Grass, range and pasture eligible for USDA conservation incentives

Grass, range and pasture eligible for USDA conservation incentives

USDA Secretary Vilsack says Conservation Reserve Program money is available for working lands

Funding is now available for farmers and ranchers to conserve working grasslands, rangeland and pastureland while maintaining the areas as livestock grazing lands, USDA said Wednesday.

Related: USDA opens Conservation Reserve Program to 800,000 more acres

Beginning Sept. 1, farmers and ranchers can apply for the funding under the Conservation Reserve Program.
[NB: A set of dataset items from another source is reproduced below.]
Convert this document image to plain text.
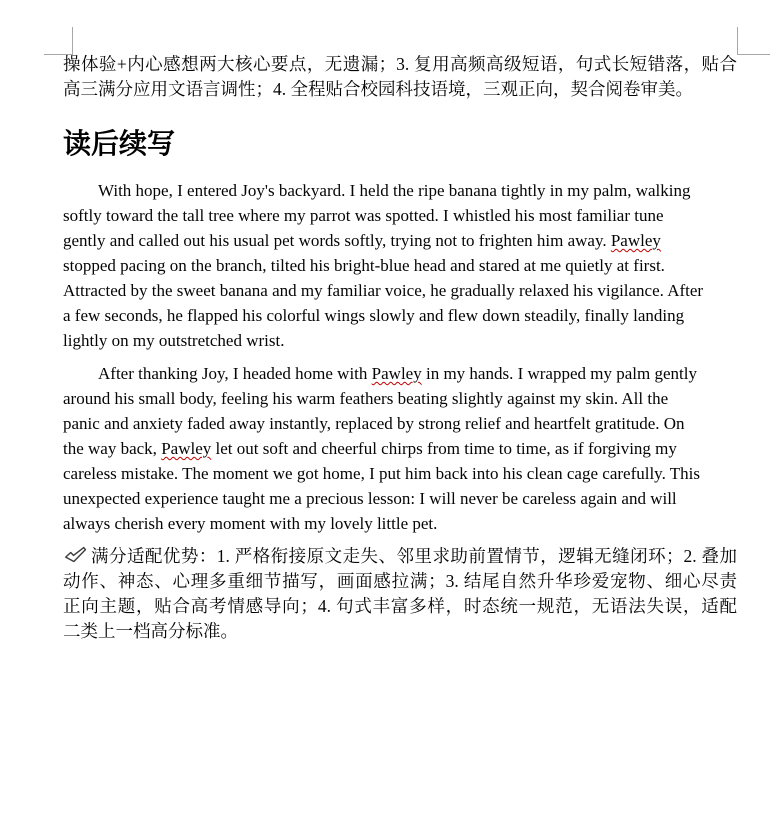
操体验+内心感想两大核心要点，无遗漏；3. 复用高频高级短语，句式长短错落，贴合
高三满分应用文语言调性；4. 全程贴合校园科技语境，三观正向，契合阅卷审美。
读后续写
With hope, I entered Joy's backyard. I held the ripe banana tightly in my palm, walking
softly toward the tall tree where my parrot was spotted. I whistled his most familiar tune
gently and called out his usual pet words softly, trying not to frighten him away. Pawley
stopped pacing on the branch, tilted his bright-blue head and stared at me quietly at first.
Attracted by the sweet banana and my familiar voice, he gradually relaxed his vigilance. After
a few seconds, he flapped his colorful wings slowly and flew down steadily, finally landing
lightly on my outstretched wrist.
After thanking Joy, I headed home with Pawley in my hands. I wrapped my palm gently
around his small body, feeling his warm feathers beating slightly against my skin. All the
panic and anxiety faded away instantly, replaced by strong relief and heartfelt gratitude. On
the way back, Pawley let out soft and cheerful chirps from time to time, as if forgiving my
careless mistake. The moment we got home, I put him back into his clean cage carefully. This
unexpected experience taught me a precious lesson: I will never be careless again and will
always cherish every moment with my lovely little pet.
满分适配优势：1. 严格衔接原文走失、邻里求助前置情节，逻辑无缝闭环；2. 叠加
动作、神态、心理多重细节描写，画面感拉满；3. 结尾自然升华珍爱宠物、细心尽责
正向主题，贴合高考情感导向；4. 句式丰富多样，时态统一规范，无语法失误，适配
二类上一档高分标准。
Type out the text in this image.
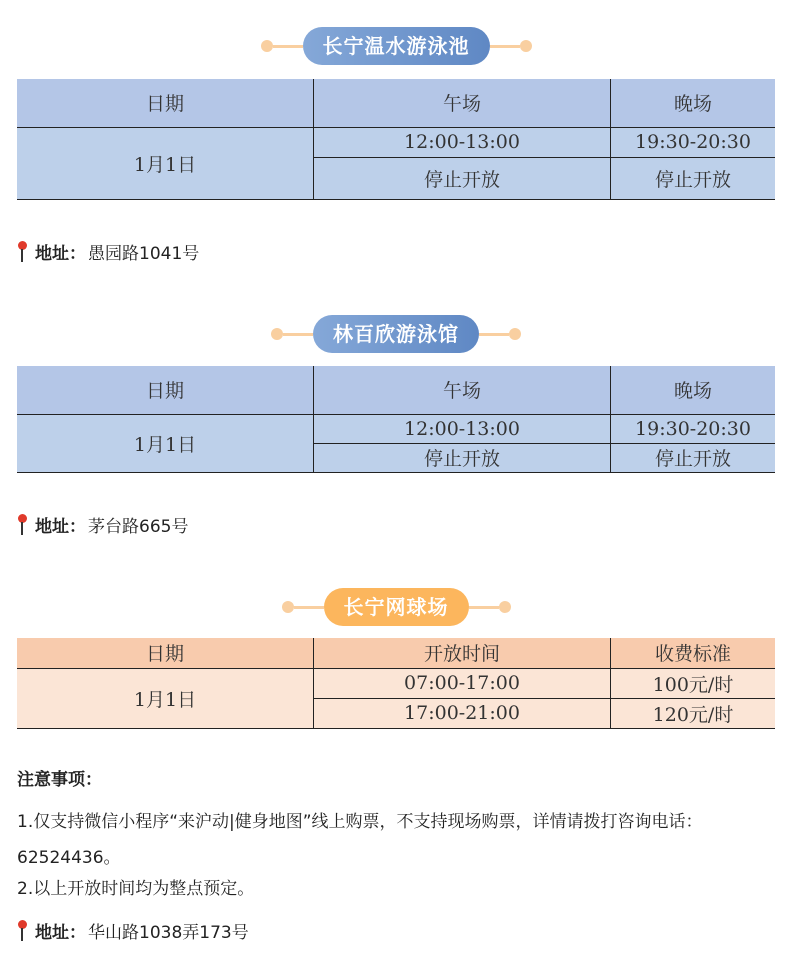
长宁温水游泳池
日期	午场	晚场
1月1日	12:00-13:00	19:30-20:30
	停止开放	停止开放
地址： 愚园路1041号
林百欣游泳馆
日期	午场	晚场
1月1日	12:00-13:00	19:30-20:30
	停止开放	停止开放
地址： 茅台路665号
长宁网球场
日期	开放时间	收费标准
1月1日	07:00-17:00	100元/时
	17:00-21:00	120元/时
注意事项：
1.仅支持微信小程序“来沪动|健身地图”线上购票，不支持现场购票，详情请拨打咨询电话：62524436。
2.以上开放时间均为整点预定。
地址： 华山路1038弄173号
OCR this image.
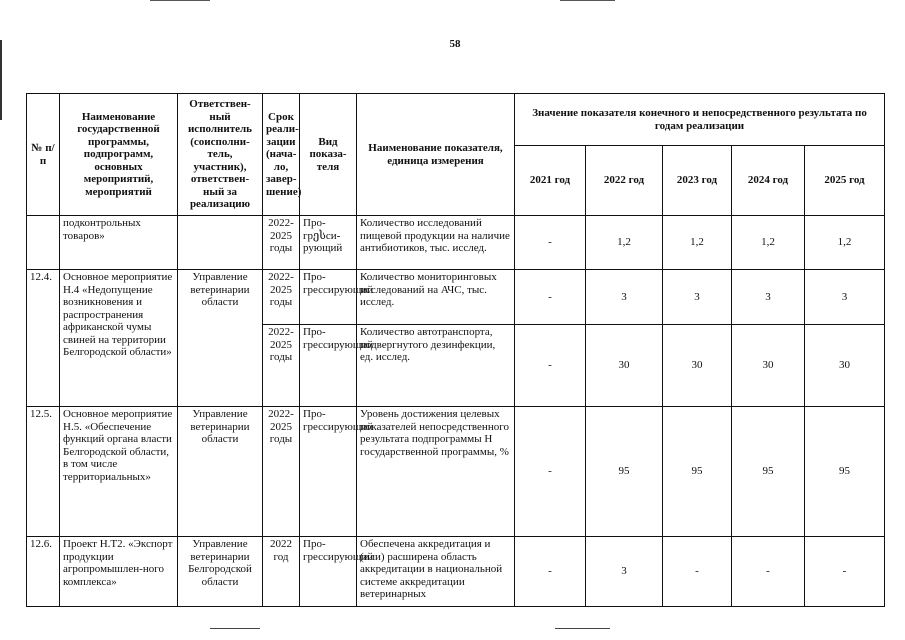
58
№ п/п	Наименование государственной программы, подпрограмм, основных мероприятий, мероприятий	Ответствен-ный исполнитель (соисполни-тель, участник), ответствен-ный за реализацию	Срок реали-зации (нача-ло, завер-шение)	Вид показа-теля	Наименование показателя, единица измерения	Значение показателя конечного и непосредственного результата по годам реализации				
						2021 год	2022 год	2023 год	2024 год	2025 год
	подконтрольных товаров»		2022-2025 годы	Про-грესси-рующий	Количество исследований пищевой продукции на наличие антибиотиков, тыс. исслед.	-	1,2	1,2	1,2	1,2
12.4.	Основное мероприятие Н.4 «Недопущение возникновения и распространения африканской чумы свиней на территории Белгородской области»	Управление ветеринарии области	2022-2025 годы	Про-грессирующий	Количество мониторинговых исследований на АЧС, тыс. исслед.	-	3	3	3	3
			2022-2025 годы	Про-грессирующий	Количество автотранспорта, подвергнутого дезинфекции, ед. исслед.	-	30	30	30	30
12.5.	Основное мероприятие Н.5. «Обеспечение функций органа власти Белгородской области, в том числе территориальных»	Управление ветеринарии области	2022-2025 годы	Про-грессирующий	Уровень достижения целевых показателей непосредственного результата подпрограммы Н государственной программы, %	-	95	95	95	95
12.6.	Проект Н.Т2. «Экспорт продукции агропромышлен-ного комплекса»	Управление ветеринарии Белгородской области	2022 год	Про-грессирующий	Обеспечена аккредитация и (или) расширена область аккредитации в национальной системе аккредитации ветеринарных	-	3	-	-	-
The enrolled land will improve water quality, prevent soil erosion and reduce loss of wildlife habitat, USDA says.

USDA Secretary Vilsack says Conservation Reserve Program money is available for working lands

"A record 400 million acres and 600,000 producers and landowners are currently enrolled in USDA's conservation programs," USDA Secretary Tom Vilsack said in a press statement. "The Conservation Reserve Program has been one of the most successful conservation programs in the history of the country, and we are pleased to begin these grasslands incentives as we celebrate the program's 30th year."

CRP has helped farmers and ranchers prevent more than 8 billion tons of soil from eroding, reduce nitrogen and phosphorous runoff relative to cropland by 95 and 85% respectively, and even sequester 43 million tons of greenhouse gases annually, equal to taking 8 million cars off the road, USDA said.

The CRP-Grasslands initiative will provide participants who establish long-term, resource-conserving covers with annual rental payments up to 75% of the grazing value of the land. Cost-share assistance also is available for up to 50% of the covers and other practices, such as cross fencing to support rotational grazing or improving pasture cover to benefit pollinators or other wildlife.

Participants may still conduct common grazing practices, produce hay, mow, or harvest for seed production, conduct fire rehabilitation, and construct firebreaks and fences.

Related: Conservation can be profitable, too

With the publication of the CRP regulation today, the Farm Service Agency will accept applications on an ongoing basis beginning Sept. 1, 2015, with those applications scored against published ranking criteria, and approved based on the competiveness of the offer.

The ranking period will occur at least once per year and be announced at least 30 days prior to its start. The end of the first ranking period will be Nov. 20, 2015.

Later this week, USDA will also announce state-by-state allotments for the State Acres for Wildlife Enhancement. Through SAFE, also a CRP initiative, up to 400,000 acres of additional agricultural land across 37 states will be eligible for wildlife habitat restoration funding.

The additional acres are part of an earlier CRP wildlife habitat announcement made by Secretary Vilsack. Currently, more than 1 million acres, representing 98 projects, are enrolled in SAFE.